The following material has been published on the web by Prof. Tom Sienkewicz for his students at Monmouth College. If you have any questions, you can contact him at toms@monm.edu.

The Image of the Civil Rights Movement

Library Research Assignment

The goal of this assignment is a well-researched and thoughtful comparison of a visual image of the American Civil Rights movement with the image of Civil Rights suggested in Warriors Don't Cry by Melba Patillo Beals. This comparison will be made in both a 1000-1200 word thesis-focused essay and in an oral class presentation.

This project begins with an orientation session in the library (Sept. 21st). In this assignment you are expected to do the following:

1.) Use the resources of the Hewes Library to gather information about a specific event in the Civil Rights movement. Each member of the seminar will work on a different event. Assignments will be made on a first-come, first-served basis on "A Chronology of Significant Movement Events" in Free at Last: The Civil Rights Movement and the People Who Made It by Fred Powledge (Little, Brown, 1991: pp. 649-656).

A. Your first task is to find FIVE (5) visual images (paintings, photographs or artwork) which depict this event. This part of the assignment assumes that you will consider various library resources which may provide you with an appropriate image. For this reason you will make photocopies of images from FIVE (5) different books or resources and submit them to the instructor by Sept. 30th. These resources must include at least one book , one periodical, and one website. Attach to these photocopies all essential bibliographic information. Also attach to each image a short three or four sentence statement providing some background information about the image and the country. Finally, add three or four more sentences indicating which of these images you have chosen to focus on and why.

B. After you have chosen your image, you should record your own first impressions. What does this image tell you about this event. Do you think this image realistic, impressionistic, fictional, factual, etc.? How do you feel when you look at this image? Why?

C. Now do some research in the library about this image and about the event it represents. Find out who made this image, when, how, and why. How has culture and historical period affected the artist's portrayal of the subject? How does this information affect your initial impressions of the image?

D. Also obtain basic background information and statistics about the event itself. You must consult at least FIVE (5) sources of information about the country. These sources must include at least one book and one journal article. No more than TWO of these sources can be encyclopedias. NOTE: On-line and computerized encyclopoedias, except for the on-line Encyclopoedia Britannica, are NOT acceptable resources.

2.) Use your chosen image to give a five-minute oral presentation about this event to the seminar. In this presentation, which will take place in class onSept. 30th, you will summarize your work for the class. Bring in an illustration of this image and talk about the work you did in 1B-1D.

3.) Write a 1000-1200 word, thesis-focused essay about this image and compare it to the image of the civil rights movement created in Beal's Warriors Don't Cry.
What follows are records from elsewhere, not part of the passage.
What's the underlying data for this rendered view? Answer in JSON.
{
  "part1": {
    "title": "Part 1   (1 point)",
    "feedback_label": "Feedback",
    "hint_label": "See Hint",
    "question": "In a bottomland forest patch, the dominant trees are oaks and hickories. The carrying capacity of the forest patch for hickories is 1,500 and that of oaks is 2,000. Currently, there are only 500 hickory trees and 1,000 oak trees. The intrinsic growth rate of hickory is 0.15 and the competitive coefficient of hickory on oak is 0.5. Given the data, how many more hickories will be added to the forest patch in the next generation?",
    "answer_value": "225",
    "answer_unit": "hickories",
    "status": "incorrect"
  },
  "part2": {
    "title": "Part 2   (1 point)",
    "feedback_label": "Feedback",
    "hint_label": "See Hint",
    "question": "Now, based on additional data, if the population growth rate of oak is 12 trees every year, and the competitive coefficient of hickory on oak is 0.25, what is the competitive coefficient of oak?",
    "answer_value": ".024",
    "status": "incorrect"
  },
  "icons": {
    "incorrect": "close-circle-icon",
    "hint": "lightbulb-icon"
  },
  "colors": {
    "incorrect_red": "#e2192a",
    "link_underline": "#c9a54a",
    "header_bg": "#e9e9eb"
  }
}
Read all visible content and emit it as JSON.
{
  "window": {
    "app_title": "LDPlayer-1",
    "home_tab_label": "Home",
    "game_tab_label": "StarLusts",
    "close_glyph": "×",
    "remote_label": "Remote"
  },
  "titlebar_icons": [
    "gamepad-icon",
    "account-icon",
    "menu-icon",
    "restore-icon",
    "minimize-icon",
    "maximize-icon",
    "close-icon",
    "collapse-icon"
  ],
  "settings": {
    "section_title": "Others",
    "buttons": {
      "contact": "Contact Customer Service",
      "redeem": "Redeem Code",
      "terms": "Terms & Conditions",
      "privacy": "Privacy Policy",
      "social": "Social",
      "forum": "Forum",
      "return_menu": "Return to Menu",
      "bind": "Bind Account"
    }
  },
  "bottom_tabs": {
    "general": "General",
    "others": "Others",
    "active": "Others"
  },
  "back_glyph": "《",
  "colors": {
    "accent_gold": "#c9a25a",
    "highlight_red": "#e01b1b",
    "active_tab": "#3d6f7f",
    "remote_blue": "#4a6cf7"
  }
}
In this essay, which is due on Oct. 9th, your audience will NOT be the instructor, but a general reader who knows nothing about your topic. The essay should have a specific thesis, or point you want to make, and should develop this thesis carefully by referring to specific aspects of both the image and Warriors Don't Cry. Be sure to incorporate some of the information you gathered for the image and compare it to the image of the civil rights movement created by Beals. Your essay should use direct quotations carefully and include a bibliography of five or more citations. This essay must be submitted to the entire seminar, as you would do with a weekly statement.

4.) Both the instructor and one other member of the seminar will read this paper and will write statements evaluating your paper. Submit your review only to the instructor and to the author of the paper, not to the entire seminar). These evaluations are due on Oct. 23rd. You are encouraged to use these reviews as resources in revising their reviews for resubmission. Your evaluation of another's work should address at least the following questions: 1.) Does this paper follow the assignment guidelines? 2.) What are the best features of this paper? 3.) How would you improve it? 4.) How would you use this paper to improve your own?

5.) You have the option of rewriting your paper based upon the evaluation and comments of your classmate and your instructor as well as your own reevaluation. These resubmissions are due immediately after fall break, on Wednesday, October 28th.